Wheatley, David. "Seamus Heaney, New Selected Poems 1966–1987 and New Selected Poems, 1988–2013 – Review." The Guardian. Guardian News and Media, 12 Dec. 2014. Web. 26 Sept. 2015.

Mid-Term Break
I sat all morning in the college sick bay
Counting bells knelling classes to a close.
At two o'clock our neighbours drove me home.

In the porch I met my father crying—
He had always taken funerals in his stride—
And Big Jim Evans saying it was a hard blow.

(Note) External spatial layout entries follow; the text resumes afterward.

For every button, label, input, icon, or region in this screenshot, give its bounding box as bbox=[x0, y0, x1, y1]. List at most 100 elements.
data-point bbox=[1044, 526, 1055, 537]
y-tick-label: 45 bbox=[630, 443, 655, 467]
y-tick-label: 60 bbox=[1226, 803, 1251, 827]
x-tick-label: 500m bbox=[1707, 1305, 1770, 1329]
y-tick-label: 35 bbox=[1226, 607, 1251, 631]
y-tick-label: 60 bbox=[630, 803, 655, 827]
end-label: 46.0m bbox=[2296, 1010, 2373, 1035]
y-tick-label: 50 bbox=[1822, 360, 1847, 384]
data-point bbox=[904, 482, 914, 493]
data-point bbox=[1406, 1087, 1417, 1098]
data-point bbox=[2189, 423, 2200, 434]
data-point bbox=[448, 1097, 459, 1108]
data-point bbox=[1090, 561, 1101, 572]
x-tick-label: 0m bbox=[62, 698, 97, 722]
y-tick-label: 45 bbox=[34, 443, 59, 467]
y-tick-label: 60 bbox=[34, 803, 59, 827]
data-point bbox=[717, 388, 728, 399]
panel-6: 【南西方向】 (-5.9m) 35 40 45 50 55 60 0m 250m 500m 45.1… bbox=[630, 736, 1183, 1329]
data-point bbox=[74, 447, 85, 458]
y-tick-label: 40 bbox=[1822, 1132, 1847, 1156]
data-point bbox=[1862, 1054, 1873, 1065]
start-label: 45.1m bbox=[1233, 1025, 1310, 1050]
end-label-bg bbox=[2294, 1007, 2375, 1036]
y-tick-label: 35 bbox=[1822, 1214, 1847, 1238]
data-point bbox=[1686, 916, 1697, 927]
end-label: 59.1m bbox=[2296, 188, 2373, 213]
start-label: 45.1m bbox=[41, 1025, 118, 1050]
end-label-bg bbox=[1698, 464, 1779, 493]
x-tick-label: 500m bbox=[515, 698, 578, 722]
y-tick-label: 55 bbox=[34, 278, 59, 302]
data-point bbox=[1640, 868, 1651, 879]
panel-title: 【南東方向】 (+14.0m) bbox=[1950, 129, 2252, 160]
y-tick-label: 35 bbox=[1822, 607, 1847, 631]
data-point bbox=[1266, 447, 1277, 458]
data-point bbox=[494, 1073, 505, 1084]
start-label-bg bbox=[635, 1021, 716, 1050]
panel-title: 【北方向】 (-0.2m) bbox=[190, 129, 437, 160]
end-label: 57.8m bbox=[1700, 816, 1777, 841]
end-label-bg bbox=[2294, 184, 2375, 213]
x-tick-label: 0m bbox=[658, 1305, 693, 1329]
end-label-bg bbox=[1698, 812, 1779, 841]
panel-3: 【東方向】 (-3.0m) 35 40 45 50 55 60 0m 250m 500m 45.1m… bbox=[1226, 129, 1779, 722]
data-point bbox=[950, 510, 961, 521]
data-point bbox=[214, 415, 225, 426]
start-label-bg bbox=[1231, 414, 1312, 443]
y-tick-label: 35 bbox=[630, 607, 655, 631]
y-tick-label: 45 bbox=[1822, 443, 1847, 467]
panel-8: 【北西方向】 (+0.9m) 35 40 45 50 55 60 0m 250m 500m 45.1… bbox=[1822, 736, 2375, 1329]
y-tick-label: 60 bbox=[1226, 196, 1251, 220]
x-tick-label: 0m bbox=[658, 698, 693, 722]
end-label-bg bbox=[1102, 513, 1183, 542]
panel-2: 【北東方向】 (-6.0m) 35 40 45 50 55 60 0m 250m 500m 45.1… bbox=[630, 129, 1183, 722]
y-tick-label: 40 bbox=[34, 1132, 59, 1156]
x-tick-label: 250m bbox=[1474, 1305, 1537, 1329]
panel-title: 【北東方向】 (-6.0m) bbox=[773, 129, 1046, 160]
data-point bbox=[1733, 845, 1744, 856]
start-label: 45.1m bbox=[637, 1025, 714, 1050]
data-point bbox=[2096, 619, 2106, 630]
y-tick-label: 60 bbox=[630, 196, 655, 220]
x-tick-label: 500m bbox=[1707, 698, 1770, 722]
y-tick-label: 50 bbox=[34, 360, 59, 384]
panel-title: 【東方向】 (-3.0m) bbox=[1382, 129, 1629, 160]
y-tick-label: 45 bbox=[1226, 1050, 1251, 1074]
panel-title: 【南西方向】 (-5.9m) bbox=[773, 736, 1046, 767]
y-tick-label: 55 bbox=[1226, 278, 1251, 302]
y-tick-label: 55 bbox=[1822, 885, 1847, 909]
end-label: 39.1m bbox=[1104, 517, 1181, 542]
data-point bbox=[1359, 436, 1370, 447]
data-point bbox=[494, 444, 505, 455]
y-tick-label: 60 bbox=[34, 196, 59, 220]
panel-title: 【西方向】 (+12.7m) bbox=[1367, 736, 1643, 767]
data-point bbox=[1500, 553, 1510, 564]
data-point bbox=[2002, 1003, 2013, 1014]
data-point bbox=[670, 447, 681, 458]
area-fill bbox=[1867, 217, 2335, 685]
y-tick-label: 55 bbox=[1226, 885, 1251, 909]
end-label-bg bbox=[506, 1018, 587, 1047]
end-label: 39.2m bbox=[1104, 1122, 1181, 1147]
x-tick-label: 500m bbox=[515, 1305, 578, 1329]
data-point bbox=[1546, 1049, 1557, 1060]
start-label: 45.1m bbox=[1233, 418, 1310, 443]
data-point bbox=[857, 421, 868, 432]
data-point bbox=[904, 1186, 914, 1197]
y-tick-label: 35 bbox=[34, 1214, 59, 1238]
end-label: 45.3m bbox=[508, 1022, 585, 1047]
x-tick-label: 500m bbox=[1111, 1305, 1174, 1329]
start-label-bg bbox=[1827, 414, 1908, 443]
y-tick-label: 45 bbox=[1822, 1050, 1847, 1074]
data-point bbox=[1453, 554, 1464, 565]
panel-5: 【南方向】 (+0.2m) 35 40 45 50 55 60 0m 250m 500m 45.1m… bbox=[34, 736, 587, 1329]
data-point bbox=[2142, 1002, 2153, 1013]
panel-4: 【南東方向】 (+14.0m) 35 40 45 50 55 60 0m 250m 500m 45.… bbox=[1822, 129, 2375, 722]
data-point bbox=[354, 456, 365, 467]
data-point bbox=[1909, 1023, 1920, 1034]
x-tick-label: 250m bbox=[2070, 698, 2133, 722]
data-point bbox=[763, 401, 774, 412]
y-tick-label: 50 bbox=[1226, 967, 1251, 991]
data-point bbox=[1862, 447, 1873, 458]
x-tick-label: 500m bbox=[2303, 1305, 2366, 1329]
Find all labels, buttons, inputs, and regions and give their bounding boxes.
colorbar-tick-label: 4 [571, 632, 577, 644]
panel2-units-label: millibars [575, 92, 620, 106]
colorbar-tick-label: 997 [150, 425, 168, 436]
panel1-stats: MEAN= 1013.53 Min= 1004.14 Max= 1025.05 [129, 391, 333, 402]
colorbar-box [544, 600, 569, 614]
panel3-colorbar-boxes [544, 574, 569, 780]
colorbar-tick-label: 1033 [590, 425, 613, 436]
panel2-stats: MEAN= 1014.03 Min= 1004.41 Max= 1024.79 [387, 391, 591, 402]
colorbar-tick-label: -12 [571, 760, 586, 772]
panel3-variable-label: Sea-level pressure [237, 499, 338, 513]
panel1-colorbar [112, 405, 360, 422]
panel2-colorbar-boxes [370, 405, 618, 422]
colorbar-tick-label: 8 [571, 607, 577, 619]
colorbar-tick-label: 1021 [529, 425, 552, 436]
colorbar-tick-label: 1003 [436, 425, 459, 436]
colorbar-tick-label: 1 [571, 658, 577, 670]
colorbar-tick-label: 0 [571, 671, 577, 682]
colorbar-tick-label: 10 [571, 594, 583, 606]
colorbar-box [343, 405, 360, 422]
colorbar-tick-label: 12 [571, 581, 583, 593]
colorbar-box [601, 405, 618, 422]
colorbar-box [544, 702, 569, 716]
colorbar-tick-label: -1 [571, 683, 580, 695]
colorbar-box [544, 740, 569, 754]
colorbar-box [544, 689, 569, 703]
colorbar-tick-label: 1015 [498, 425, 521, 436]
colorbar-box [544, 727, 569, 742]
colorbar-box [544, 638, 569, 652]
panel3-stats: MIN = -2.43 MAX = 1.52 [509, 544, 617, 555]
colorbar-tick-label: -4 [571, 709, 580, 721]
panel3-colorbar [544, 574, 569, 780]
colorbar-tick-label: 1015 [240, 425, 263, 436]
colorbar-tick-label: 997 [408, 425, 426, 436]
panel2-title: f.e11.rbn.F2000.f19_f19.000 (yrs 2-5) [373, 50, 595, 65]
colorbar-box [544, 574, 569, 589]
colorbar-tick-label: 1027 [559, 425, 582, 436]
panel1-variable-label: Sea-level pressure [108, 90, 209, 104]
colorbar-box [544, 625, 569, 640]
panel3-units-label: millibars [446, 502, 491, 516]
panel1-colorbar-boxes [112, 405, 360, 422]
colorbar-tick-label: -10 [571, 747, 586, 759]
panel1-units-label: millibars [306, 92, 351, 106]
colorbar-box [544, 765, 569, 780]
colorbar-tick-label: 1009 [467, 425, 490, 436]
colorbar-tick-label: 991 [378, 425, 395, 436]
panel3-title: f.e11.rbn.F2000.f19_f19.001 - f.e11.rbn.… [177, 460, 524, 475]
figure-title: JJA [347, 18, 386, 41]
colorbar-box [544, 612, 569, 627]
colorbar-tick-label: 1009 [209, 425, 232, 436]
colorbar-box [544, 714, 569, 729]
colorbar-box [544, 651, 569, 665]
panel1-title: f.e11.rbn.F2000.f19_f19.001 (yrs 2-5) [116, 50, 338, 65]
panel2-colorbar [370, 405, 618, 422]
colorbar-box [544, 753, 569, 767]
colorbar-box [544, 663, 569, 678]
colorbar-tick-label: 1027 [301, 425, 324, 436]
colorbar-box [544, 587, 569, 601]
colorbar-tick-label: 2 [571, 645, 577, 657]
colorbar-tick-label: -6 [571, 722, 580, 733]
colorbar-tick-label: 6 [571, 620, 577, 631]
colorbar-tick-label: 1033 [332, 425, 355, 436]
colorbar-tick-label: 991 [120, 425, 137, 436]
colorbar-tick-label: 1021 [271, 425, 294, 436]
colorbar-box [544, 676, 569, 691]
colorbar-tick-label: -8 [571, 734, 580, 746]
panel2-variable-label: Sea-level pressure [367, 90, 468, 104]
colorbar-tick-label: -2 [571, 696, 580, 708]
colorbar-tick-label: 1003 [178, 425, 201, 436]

The baby cooed and laughed and rocked the pram
When I came in, and I was embarrassed
By old men standing up to shake my hand

And tell me they were 'sorry for my trouble'.
Whispers informed strangers I was the eldest,
Away at school, as my mother held my hand

In hers and coughed out angry tearless sighs.
At ten o'clock the ambulance arrived
With the corpse, stanched and bandaged by the nurses.

Next morning I went up into the room. Snowdrops
And candles soothed the bedside; I saw him
For the first time in six weeks. Paler now,

Wearing a poppy bruise on his left temple,
He lay in the four-foot box as in his cot.
No gaudy scars, the bumper knocked him clear.

A four-foot box, a foot for every year.